Los Kezhé eran guerreros fieros y habían aprendido del enfrentamiento pasado con el zorro. Los recibieron con una lluvia de flechas encendidas, seguida por una emboscada de guerreros escondidos entre los árboles. Pero el Dios Zorro era el bosque y la tierra. Y el sabía de las trampas de los hombres, así que todos sus ataquen fueron inservibles. Noha habló a la tribu de pie en el lomo del Zorro, y rogó que dejaran en paz al bosque. Habló con todo el aire de sus pulmones, con los latidos de su corazón y con las fuerzas que le quedaban. Pero la tribu no escuchó. Lo llamaron traidor por estar de parte de el zorro que había destrozado a diecinueve de sus hermanos, y le dijeron que se fuera y jamás volviera. 

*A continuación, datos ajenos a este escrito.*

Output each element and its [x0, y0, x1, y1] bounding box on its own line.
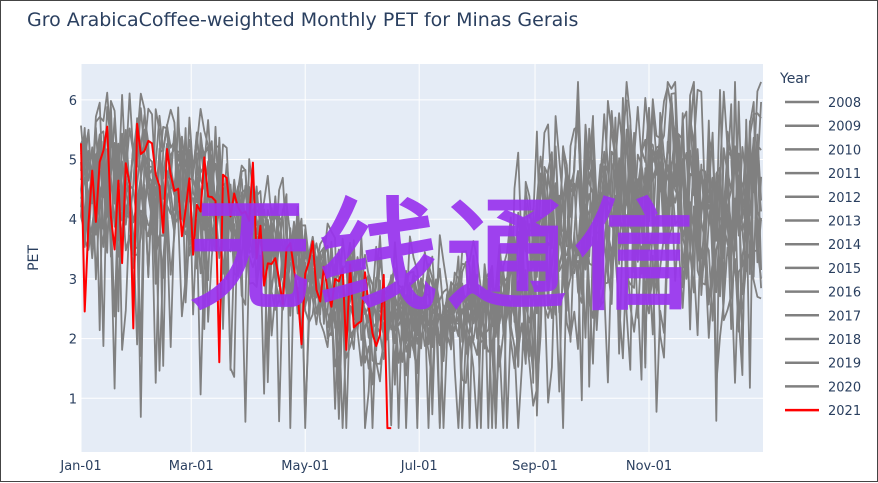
y-axis-ticks: 1 2 3 4 5 6 — [69, 94, 77, 407]
legend-item-2012[interactable]: 2012 — [785, 191, 861, 206]
x-axis-ticks: Jan-01 Mar-01 May-01 Jul-01 Sep-01 Nov-01 — [59, 459, 672, 474]
legend-label: 2008 — [828, 96, 861, 111]
x-tick-label: May-01 — [281, 459, 329, 474]
legend-title: Year — [779, 71, 810, 87]
legend-label: 2021 — [828, 404, 861, 419]
legend-item-2009[interactable]: 2009 — [785, 120, 861, 135]
legend-item-2013[interactable]: 2013 — [785, 215, 861, 230]
x-tick-label: Jan-01 — [59, 459, 101, 474]
y-tick-label: 2 — [69, 333, 77, 348]
legend-label: 2014 — [828, 238, 861, 253]
x-tick-label: Nov-01 — [626, 459, 672, 474]
legend-item-2020[interactable]: 2020 — [785, 380, 861, 395]
legend-item-2021[interactable]: 2021 — [785, 404, 861, 419]
series-lines — [80, 81, 762, 430]
legend-label: 2011 — [828, 167, 861, 182]
x-tick-label: Sep-01 — [512, 459, 558, 474]
legend-item-2018[interactable]: 2018 — [785, 333, 861, 348]
legend[interactable]: 2008 2009 2010 2011 2012 2013 2014 2015 2016 2017… — [785, 96, 861, 419]
legend-item-2016[interactable]: 2016 — [785, 286, 861, 301]
y-axis-label: PET — [26, 245, 42, 271]
legend-label: 2009 — [828, 120, 861, 135]
y-tick-label: 5 — [69, 154, 77, 169]
series-line-2020 — [80, 97, 762, 430]
legend-item-2019[interactable]: 2019 — [785, 357, 861, 372]
legend-item-2015[interactable]: 2015 — [785, 262, 861, 277]
legend-label: 2015 — [828, 262, 861, 277]
legend-label: 2018 — [828, 333, 861, 348]
x-tick-label: Mar-01 — [169, 459, 214, 474]
legend-label: 2020 — [828, 380, 861, 395]
legend-label: 2010 — [828, 143, 861, 158]
legend-item-2008[interactable]: 2008 — [785, 96, 861, 111]
chart-title: Gro ArabicaCoffee-weighted Monthly PET f… — [27, 9, 578, 31]
y-tick-label: 4 — [69, 213, 77, 228]
y-tick-label: 6 — [69, 94, 77, 109]
legend-label: 2016 — [828, 286, 861, 301]
x-tick-label: Jul-01 — [400, 459, 438, 474]
legend-label: 2017 — [828, 309, 861, 324]
legend-item-2011[interactable]: 2011 — [785, 167, 861, 182]
legend-label: 2019 — [828, 357, 861, 372]
legend-label: 2012 — [828, 191, 861, 206]
y-tick-label: 1 — [69, 392, 77, 407]
legend-item-2014[interactable]: 2014 — [785, 238, 861, 253]
legend-label: 2013 — [828, 215, 861, 230]
y-tick-label: 3 — [69, 273, 77, 288]
legend-item-2017[interactable]: 2017 — [785, 309, 861, 324]
series-line-2021 — [80, 122, 392, 430]
legend-item-2010[interactable]: 2010 — [785, 143, 861, 158]
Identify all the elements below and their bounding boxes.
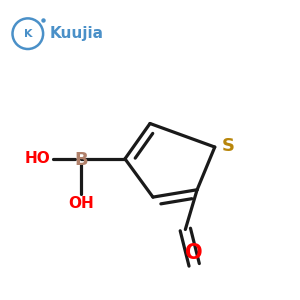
Text: K: K <box>24 29 32 39</box>
Text: OH: OH <box>68 196 94 211</box>
Text: O: O <box>185 243 203 263</box>
Text: B: B <box>74 151 88 169</box>
Text: Kuujia: Kuujia <box>50 26 104 40</box>
Text: HO: HO <box>25 151 50 166</box>
Text: S: S <box>221 137 234 155</box>
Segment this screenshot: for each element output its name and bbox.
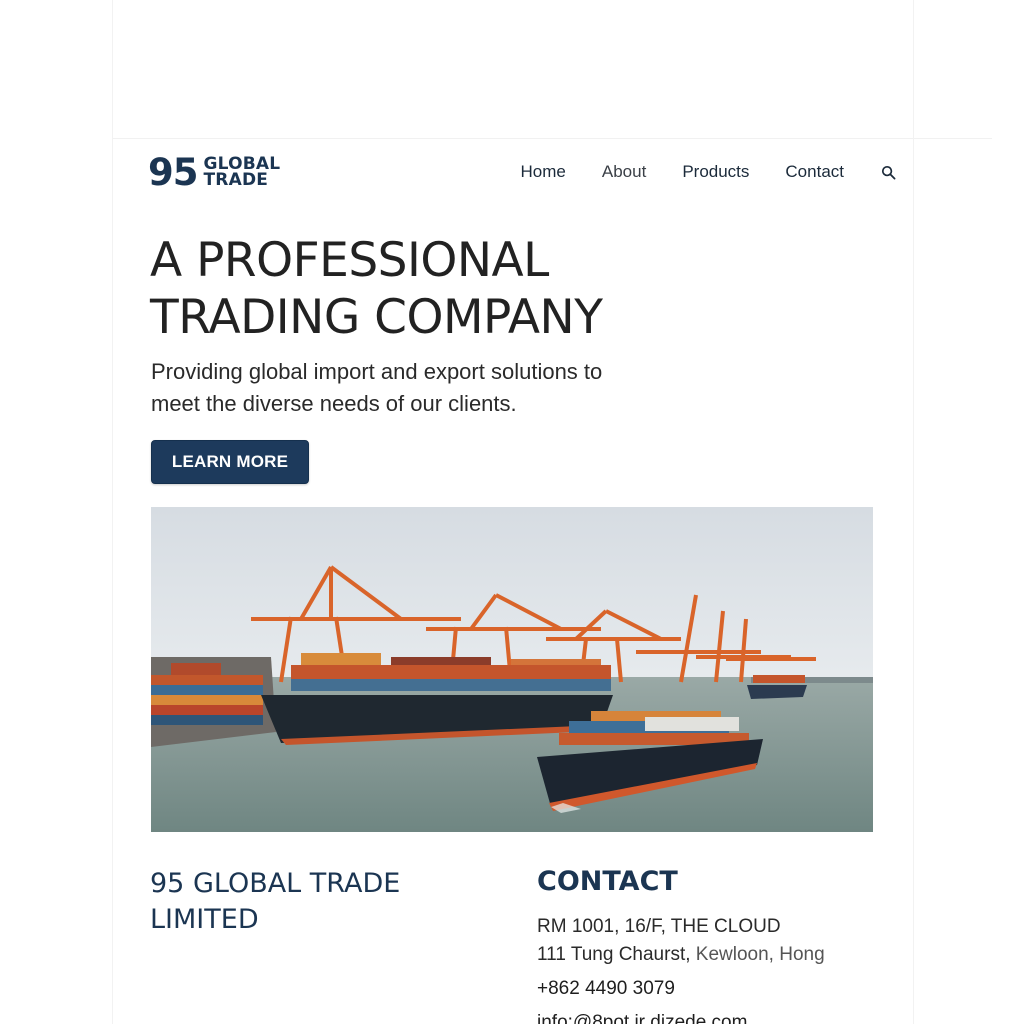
company-name-line-2: LIMITED <box>150 904 259 935</box>
page-frame <box>112 0 914 1024</box>
search-icon[interactable] <box>880 164 896 180</box>
contact-email[interactable]: info:@8pot.ir dizede.com <box>537 1012 748 1024</box>
contact-address: RM 1001, 16/F, THE CLOUD 111 Tung Chaurs… <box>537 913 897 969</box>
site-header: 95 GLOBAL TRADE Home About Products Cont… <box>112 138 912 210</box>
nav-contact[interactable]: Contact <box>785 162 844 181</box>
hero-title-line-2: TRADING COMPANY <box>150 290 603 345</box>
address-city: Kewloon, Hong <box>695 944 825 965</box>
left-container-stack <box>151 663 263 725</box>
contact-heading: CONTACT <box>537 866 678 897</box>
cargo-ship-distant <box>747 675 807 699</box>
divider <box>912 138 992 139</box>
cargo-ship-front <box>537 711 763 813</box>
brand-logo[interactable]: 95 GLOBAL TRADE <box>148 152 280 192</box>
hero-image-port <box>151 507 873 832</box>
top-blank-area <box>112 0 912 139</box>
logo-wordmark: GLOBAL TRADE <box>203 154 281 190</box>
hero-subtitle: Providing global import and export solut… <box>151 356 651 420</box>
hero-title: A PROFESSIONAL TRADING COMPANY <box>150 232 670 346</box>
learn-more-button[interactable]: LEARN MORE <box>151 440 309 484</box>
hero-title-line-1: A PROFESSIONAL <box>150 233 549 288</box>
company-name-line-1: 95 GLOBAL TRADE <box>150 868 401 899</box>
hero-subtitle-line-2: meet the diverse needs of our clients. <box>151 391 517 416</box>
logo-word-1: GLOBAL <box>203 154 281 174</box>
address-line-2: 111 Tung Chaurst, Kewloon, Hong <box>537 941 897 969</box>
main-nav: Home About Products Contact <box>521 160 912 184</box>
logo-word-2: TRADE <box>203 170 269 190</box>
address-line-1: RM 1001, 16/F, THE CLOUD <box>537 916 781 937</box>
footer-company-name: 95 GLOBAL TRADE LIMITED <box>150 866 470 938</box>
nav-home[interactable]: Home <box>520 162 566 181</box>
contact-phone[interactable]: +862 4490 3079 <box>537 978 675 999</box>
logo-number: 95 <box>148 150 198 194</box>
nav-products[interactable]: Products <box>682 162 750 181</box>
cargo-ship-large <box>261 653 613 745</box>
nav-about[interactable]: About <box>601 162 647 181</box>
address-street: 111 Tung Chaurst, <box>537 944 691 965</box>
hero-subtitle-line-1: Providing global import and export solut… <box>151 359 603 384</box>
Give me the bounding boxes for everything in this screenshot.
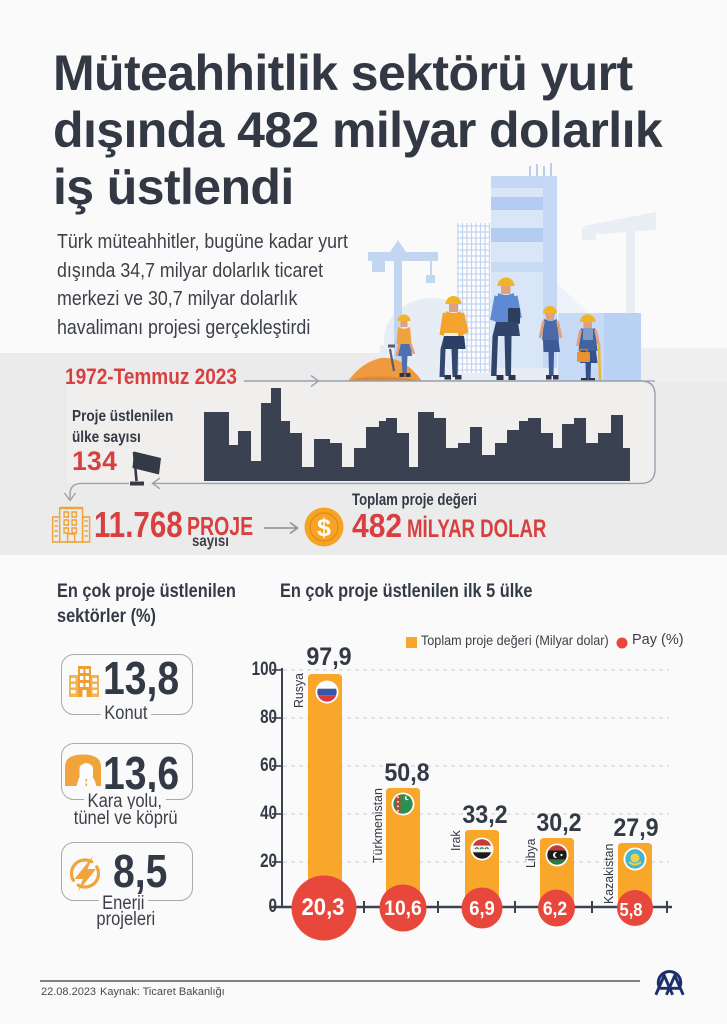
svg-text:$: $ [317,514,331,542]
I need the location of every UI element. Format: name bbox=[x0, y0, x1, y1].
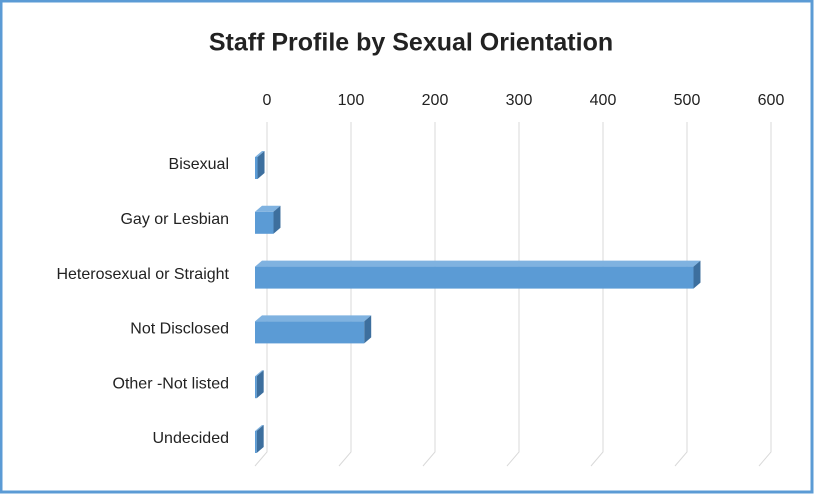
x-tick-label: 200 bbox=[422, 92, 449, 109]
bar-front bbox=[255, 157, 258, 179]
y-tick-label: Heterosexual or Straight bbox=[56, 266, 229, 283]
bar-front bbox=[255, 266, 694, 289]
bar bbox=[255, 205, 281, 234]
grid-line bbox=[590, 122, 604, 467]
bar-side bbox=[693, 260, 701, 289]
y-tick-label: Gay or Lesbian bbox=[120, 211, 229, 228]
bar-side bbox=[257, 151, 265, 179]
bar-front bbox=[255, 431, 257, 453]
bar-side bbox=[364, 315, 372, 344]
bar bbox=[255, 370, 264, 399]
bar-front bbox=[255, 211, 274, 234]
grid-line bbox=[758, 122, 772, 467]
x-tick-label: 400 bbox=[590, 92, 617, 109]
grid-line bbox=[422, 122, 436, 467]
bar bbox=[255, 151, 265, 179]
grid-line bbox=[506, 122, 520, 467]
x-tick-label: 500 bbox=[674, 92, 701, 109]
bar-side bbox=[256, 370, 264, 399]
grid-line bbox=[674, 122, 688, 467]
y-tick-label: Other -Not listed bbox=[113, 375, 229, 392]
bar-top bbox=[255, 315, 372, 322]
x-tick-label: 300 bbox=[506, 92, 533, 109]
bar-side bbox=[256, 425, 264, 453]
bar-front bbox=[255, 376, 257, 399]
x-tick-label: 100 bbox=[338, 92, 365, 109]
bar bbox=[255, 315, 372, 344]
bar-front bbox=[255, 321, 365, 344]
bar bbox=[255, 260, 701, 289]
bar-top bbox=[255, 151, 265, 157]
grid-line bbox=[338, 122, 352, 467]
bar-top bbox=[255, 205, 281, 212]
bar-side bbox=[273, 205, 281, 234]
y-tick-label: Undecided bbox=[153, 430, 230, 447]
y-tick-label: Bisexual bbox=[169, 156, 229, 173]
bar bbox=[255, 425, 264, 453]
x-tick-label: 600 bbox=[758, 92, 785, 109]
bar-top bbox=[255, 260, 701, 267]
bar-top bbox=[255, 425, 264, 431]
y-tick-label: Not Disclosed bbox=[130, 321, 229, 338]
chart-title: Staff Profile by Sexual Orientation bbox=[209, 29, 613, 57]
x-tick-label: 0 bbox=[263, 92, 272, 109]
bar-top bbox=[255, 370, 264, 377]
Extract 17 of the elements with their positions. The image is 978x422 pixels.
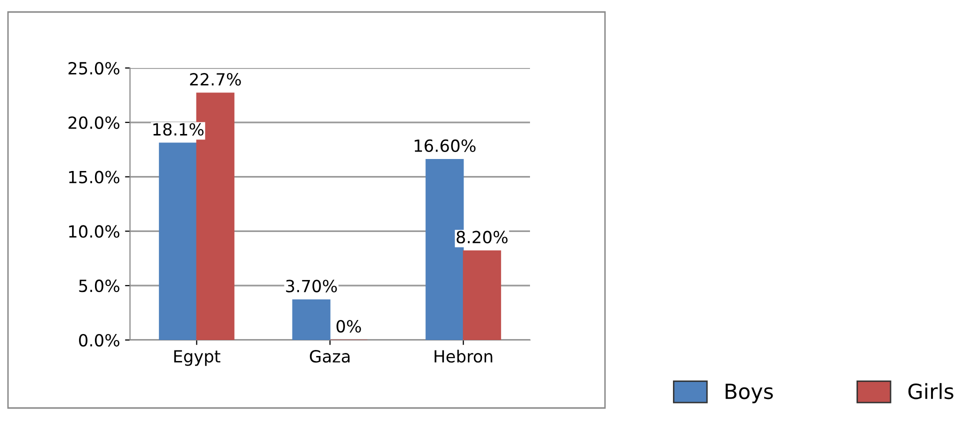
y-tick-label: 25.0%	[68, 62, 120, 75]
y-tick-label: 15.0%	[69, 170, 120, 184]
data-label: 3.70%	[286, 280, 337, 292]
data-label: 8.20%	[456, 230, 508, 244]
data-label: 0%	[336, 320, 361, 333]
y-tick-label: 20.0%	[68, 116, 120, 129]
legend-label: Girls	[908, 383, 954, 400]
y-tick-label: 10.0%	[69, 225, 120, 238]
legend-label: Boys	[726, 384, 773, 404]
data-label: 22.7%	[190, 73, 241, 86]
y-tick-label: 0.0%	[79, 334, 120, 347]
data-label: 16.60%	[414, 139, 476, 152]
data-label: 18.1%	[153, 123, 204, 136]
x-tick-label: Egypt	[174, 350, 220, 366]
x-tick-label: Hebron	[434, 350, 492, 363]
x-tick-label: Gaza	[310, 350, 350, 363]
y-tick-label: 5.0%	[79, 280, 120, 292]
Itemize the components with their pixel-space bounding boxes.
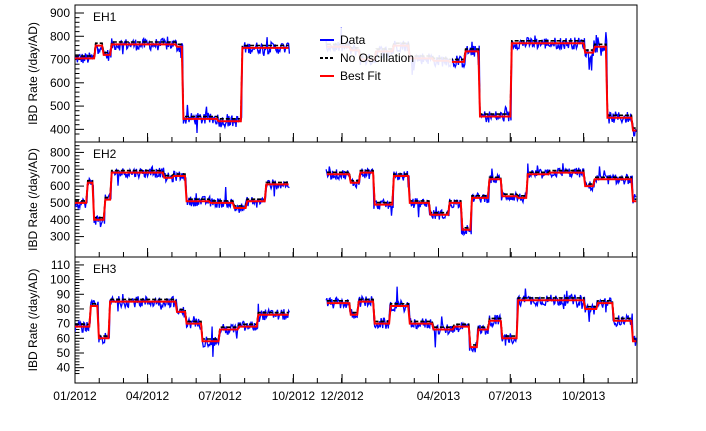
y-tick-label: 500 — [50, 99, 70, 113]
x-axis: 01/2012 04/2012 07/2012 10/2012 12/2012 04/20… — [53, 389, 605, 403]
y-tick-label: 60 — [57, 331, 71, 345]
panel-eh2: 300 400 500 600 700 800 EH2 IBD Rate (/day/AD) — [26, 141, 638, 258]
y-tick-label: 700 — [50, 53, 70, 67]
y-axis-title: IBD Rate (/day/AD) — [26, 269, 40, 372]
no-oscillation-series — [75, 169, 637, 229]
y-tick-label: 700 — [50, 162, 70, 176]
y-tick-label: 600 — [50, 179, 70, 193]
panel-label: EH2 — [93, 147, 117, 161]
panel-frame — [74, 256, 638, 384]
series-group — [75, 286, 637, 357]
y-tick-label: 90 — [57, 287, 71, 301]
y-tick-label: 800 — [50, 29, 70, 43]
y-tick-label: 800 — [50, 145, 70, 159]
y-tick-label: 80 — [57, 302, 71, 316]
y-tick-label: 50 — [57, 346, 71, 360]
x-tick-label: 07/2012 — [198, 389, 242, 403]
x-tick-label: 07/2013 — [489, 389, 533, 403]
y-tick-label: 110 — [51, 258, 70, 272]
legend-box — [312, 28, 452, 88]
x-tick-label: 10/2013 — [562, 389, 606, 403]
best-fit-series — [75, 299, 637, 349]
y-tick-label: 70 — [57, 317, 71, 331]
y-tick-label: 300 — [50, 230, 70, 244]
x-tick-label: 04/2012 — [126, 389, 170, 403]
y-tick-label: 900 — [50, 6, 70, 20]
y-tick-label: 600 — [50, 76, 70, 90]
best-fit-series — [75, 171, 637, 231]
data-series — [75, 163, 637, 237]
x-tick-label: 10/2012 — [272, 389, 316, 403]
legend-label: No Oscillation — [340, 51, 414, 65]
panel-eh1: 400 500 600 700 800 900 EH1 IBD Rate (/day/AD) — [26, 4, 638, 143]
series-group — [75, 163, 637, 237]
y-axis-title: IBD Rate (/day/AD) — [26, 148, 40, 251]
x-tick-label: 04/2013 — [417, 389, 461, 403]
panel-label: EH3 — [93, 262, 117, 276]
y-tick-label: 500 — [50, 196, 70, 210]
x-tick-label: 01/2012 — [53, 389, 97, 403]
x-tick-label: 12/2012 — [320, 389, 364, 403]
panel-label: EH1 — [93, 10, 117, 24]
legend-label: Best Fit — [340, 69, 381, 83]
legend-label: Data — [340, 33, 366, 47]
y-tick-label: 100 — [50, 273, 70, 287]
y-tick-label: 400 — [50, 213, 70, 227]
panel-frame — [74, 141, 638, 258]
y-axis-title: IBD Rate (/day/AD) — [26, 22, 40, 125]
y-tick-label: 400 — [50, 122, 70, 136]
y-tick-label: 40 — [57, 361, 71, 375]
data-series — [75, 286, 637, 357]
legend: Data No Oscillation Best Fit — [312, 28, 452, 88]
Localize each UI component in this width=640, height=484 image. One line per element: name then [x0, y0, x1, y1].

Pero Noha no pensaba ceder. Besó el pelaje del Zorro y le pidió un último rezo, le dijo que si le otorgaba el poder de derrotar a esos hombres, defendería el bosque para siempre. Pero el zorro era una criatura milenaria y majestuosa, era tan erudito que conocía los misterios del corazón, y sabía que nunca es bueno darle poder a los hombres. Así que se inclinó y rodeó a Noha con todas sus colas. Una por una se cerraron al rededor del muchacho, y al abrirse ese capullo, Noha habló a la tribu.
Mientras yo sea parte del bosque, no volvereís a profanarlo.  Podeís aceptar el vivir juntos como bestia y tierra o podeís morir de hambre y de frío, sin caza para el sustento y sin leña para el hogar. Habeís jugado a la guerra suficiente, No os llevaras al bosque en vuestros juegos.     
Y entonces creció, su cuerpo se alargó, sus brazos y piernas se volvieron ramas y raíces. El bosque lo abrazó, lo protegió del ataque de la tribu y Noha se convirtió en un árbol. Era tan álto que sobresalía en la montaña como una torre de vigía. Su tronco era tan grueso que ni veinte hombres juntos podían rodearlo, y desde ahí cuidaba. Sus retorcidas y enormes raíces se movían como serpientes si algún hombre intentaba atacar al bosque. Pero Noha fue un hombre sabio, así que cuando se acercaban por caza o por leña los dejaba treparlo y pasar. Por las noches, el Dios Zorro paseaba por sus ramas y Noha seguía su camino con flores en sus hojas.
Y así fue como un muchacho, se convirtió en ciervo para volverse hombre, y se volvió árbol para convertirse en un Dios.